After completing a creative writing MA at Birkbeck University, Melody Razak is now in the final stages of editing her first novel, Moth. She has been published in the Mechanics Institute Review and has written a travel blog imaginearoad.com outlining the past year spent writing and travelling around India.

Bruce Meyer,
photo by Katie Meyer

Highly Commended (£30), Bruce Meyer for his story, SADNESS.
Bruce Meyer is author or editor of more than sixty books of poetry, short fiction, non-fiction, flash fiction, and literary journalism. His forthcoming books include McLuhan’s Canary (poetry, 2019) and Down in the Ground (flash fiction, 2020). He was a finalist for the Tom Gallon Fiction Prize in 2019. He lives in Barrie, Ontario, Canada.

The Local prize and £50 in book vouchers from Mr B’s Emporium of Books, Bath, goes to Tannith Perry for her story, BREAST PLUCKER.

Tannith Perry

Tannith Perry is an American living in Bristol. She has lived in all kinds of places including West Africa, New York City and Sidmouth, England. She has worked as a freelance writer, a non-profit community organiser and sold haircuts on the streets of New York City. She currently teaches ballroom dancing. Several of her stories have been shortlisted and published, including in the Bristol Short Story Prize and Gem Street International Short Story Competition. Her novel is currently represented by Lutyens & Rubinstein.
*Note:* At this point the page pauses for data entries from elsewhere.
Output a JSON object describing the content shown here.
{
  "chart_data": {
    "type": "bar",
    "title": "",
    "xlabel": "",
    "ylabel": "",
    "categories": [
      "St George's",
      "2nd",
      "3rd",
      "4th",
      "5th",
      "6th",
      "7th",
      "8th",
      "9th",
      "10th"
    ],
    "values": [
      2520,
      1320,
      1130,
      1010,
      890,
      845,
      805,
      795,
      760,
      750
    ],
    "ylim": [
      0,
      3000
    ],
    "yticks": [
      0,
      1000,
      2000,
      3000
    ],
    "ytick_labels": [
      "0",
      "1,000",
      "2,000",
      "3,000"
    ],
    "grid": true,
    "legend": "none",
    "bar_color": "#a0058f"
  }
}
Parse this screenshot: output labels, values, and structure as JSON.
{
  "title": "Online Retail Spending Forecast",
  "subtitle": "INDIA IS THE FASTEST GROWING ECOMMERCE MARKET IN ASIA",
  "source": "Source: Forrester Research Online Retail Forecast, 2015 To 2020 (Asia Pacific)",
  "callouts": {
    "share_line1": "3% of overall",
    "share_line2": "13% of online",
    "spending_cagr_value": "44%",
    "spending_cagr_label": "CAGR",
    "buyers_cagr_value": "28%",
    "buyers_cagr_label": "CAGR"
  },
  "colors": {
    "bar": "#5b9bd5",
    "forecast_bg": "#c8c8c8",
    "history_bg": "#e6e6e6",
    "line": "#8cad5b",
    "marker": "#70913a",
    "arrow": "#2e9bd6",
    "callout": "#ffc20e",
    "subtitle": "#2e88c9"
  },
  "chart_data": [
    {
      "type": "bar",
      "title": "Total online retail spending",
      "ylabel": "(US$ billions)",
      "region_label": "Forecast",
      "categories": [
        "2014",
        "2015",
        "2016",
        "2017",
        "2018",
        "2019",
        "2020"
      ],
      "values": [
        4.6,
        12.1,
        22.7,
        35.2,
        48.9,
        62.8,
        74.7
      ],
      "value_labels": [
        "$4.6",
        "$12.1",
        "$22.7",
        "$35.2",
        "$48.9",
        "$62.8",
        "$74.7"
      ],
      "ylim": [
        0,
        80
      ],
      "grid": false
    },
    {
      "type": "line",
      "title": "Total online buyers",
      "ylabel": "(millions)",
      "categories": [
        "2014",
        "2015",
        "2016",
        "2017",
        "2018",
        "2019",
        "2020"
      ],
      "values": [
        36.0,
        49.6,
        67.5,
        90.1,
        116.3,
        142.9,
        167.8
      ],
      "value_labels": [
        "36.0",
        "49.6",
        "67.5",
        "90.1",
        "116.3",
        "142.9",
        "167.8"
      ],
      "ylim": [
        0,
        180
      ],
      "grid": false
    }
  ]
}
The Acorn Award for an Unpublished Writer of Fiction (£100) goes to Lucy Emma for her story, JUNGLE. Lucy Emma is a writer and a practising doctor. Her stories have previously been shortlisted for the Fish Prize and the Fiction Desk Prize, and highly commended for the Manchester Fiction Prize. She has a completed draft of one novel and is currently working on another. She lives in East London where she was born and raised. Occasional tweets @lucy_emma13.